Im nächsten Winter sollte Buck in Dawson seinem Herrn wieder einen Dienst erweisen. In den Gasthäusern prahlten die Männer gern mit ihren Hunden. So auch an diesem Tag.
Einer der Männer meinte, dass sein Hund einen Schlitten mit einer Ladung von fünfhundert Pfund ziehen könne. Da meldete sich ein anderer zu Wort und traute seinem Hund sechshundert Pfund zu und schließlich ein dritter siebenhundert.
Da rief Thornten: "Was sind schon siebenhundert Pfund? Buck kann tausend ziehen!"
"Allein anziehen und hundert Meter weit ziehen?", fragte Mathiessen, der Bonanza-König.
"Jawohl", antwortete Thornten ruhig, "hundert Meter."
"Gut", sagte Mathiessen kühl und etwas spöttisch. "Ich lege tausend Dollar hier hin, dass das nicht wahr ist." Damit warf er einen Sack Goldkörner auf den Tisch.
Niemand sagte ein Wort. Thornten stieg das Blut in den Kopf, denn er wusste nicht, ob Buck das konnte, allerdings traute er seiner Kraft sehr viel zu. Er hatte auch keine tausend Dollar, die er hätte dagegen wetten können. Aber die Augen von einem Dutzend Männern sahen ihn gespannt an.
"Draußen steht ein Schlitten von mir mit zehn Zentnersäcken Mehl", vernahm er Mathiessens spöttische Stimme. "Die Sache ist also ganz einfach."
Zuerst wusste Thornten nicht, was er tun sollte. Dann aber sah er seinen alten Freund Jim O'Brien und den fragte er, ob er ihm tausend Dollar leihen könne.
"Natürlich", erwiderte dieser freundlich und schob einen ebenso großen Sack wie Mathiessen auf den Tisch. Dann sagte er: "Ich glaube aber nicht, John, dass dein Hund das fertigbringt."
Im Nu hatten sich etwa zweihundert Männer um den Schlitten versammelt, die sehen wollten, wie die Wette ausgehen würde. Es war bitterkalt, sechzig Grad unter Null, und der schwere Schlitten hatte schon mehrere Stunden dort im Schnee gestanden, so dass die Kufen festsaßen. Mathiessen verlangte, dass die Kufen nicht locker gerüttelt werden. Die Männer schlossen untereinander weitere Wetten ab. Keiner glaubte, dass es Buck schaffen würde.
Mathiessen setzte höhnisch weitere sechshundert Dollar ein. Thornten, Hans und Peter legten ihr ganzes Vermögen zusammen, kamen dabei aber nur auf zweihundert Dollar.

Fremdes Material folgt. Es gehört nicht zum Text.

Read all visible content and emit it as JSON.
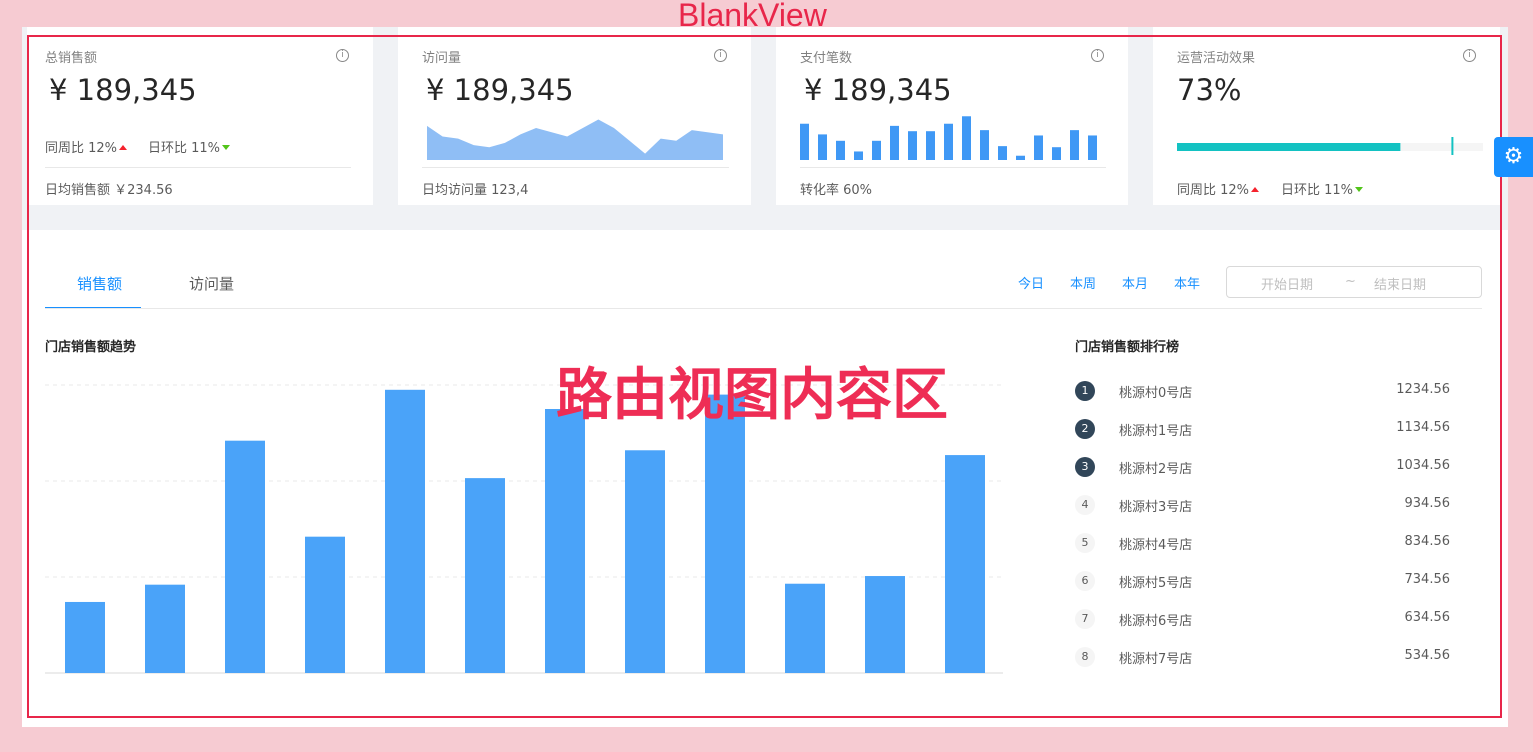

Buck wurde in seinem eigenen Geschirr vor den Schlitten gespannt. Er fühlte, dass etwas Aufregendes vor sich ging und dass er etwas Großes leisten solle. Die Männer sahen den Hund bewundernd an. Er war wirklich ein wundervolles Tier!
Mathiessen schickte alle zurück, und es wurde ganz still.
Thornten kniete noch einmal neben Buck nieder. Er nahm seinen Kopf in die Hand und legte sein Gesicht darauf. Heiser flüsterte er in Bucks Ohr: "Wenn du mich lieb hast, Buck, wenn du mich lieb hast " Buck winselte vor Erregung. Er nahm Johns Hand zwischen seine Zähne und biss darauf. Das war seine Antwort.
Thornten trat zurück. "Nur zu, Buck", sagte er ruhig.
Da zog der Hund die Stränge straff, ging dann ein paar Schritte zurück, so wie er es gelernt hatte, aber ein kurzer Ruck brachte ihn zum Stehen. Auch ein zweiter Versuch scheiterte. Dann krachte es, und die Kufen bewegten sich. Die Leute hielten den Atem an.
"Hü!", klang der Ruf durch die Stille.
Buck warf sich mit aller Kraft in die Riemen. Sein ganzer Körper zitterte, jeder Muskel schwoll an. Seine Brust berührte fast den Schnee, sein Kopf lag auf den Vorderpfoten, die versuchten, auf der harten Schneedecke halt zu gewinnen. Der Schlitten bewegte sich ein wenig von der Stelle, langsam, langsam, ganz langsam - einen Zentimeter, zehn, zwanzig, dreißig.
Thornten lief hinter dem Schlitten her und rief Buck aufmunternde Worte zu. Als er am Ziel ankam, schrie die Menge ohrenbetäubend. Jeder lief hinzu, sogar Mathiessen. Hüte und Handschuhe flogen in die Luft. John Thornten war neben Buck auf die Knie gefallen und zauste ihn.
Zwölfhundert Dollar wurden ihm von Mathiessen für den Hund geboten. Thornten sprang auf die Füße. Seine Augen waren feucht, und die Tränen liefen über seine Wangen. "Der Teufel soll sie holen mitsamt ihrem dreckigen Geld!", rief er wütend.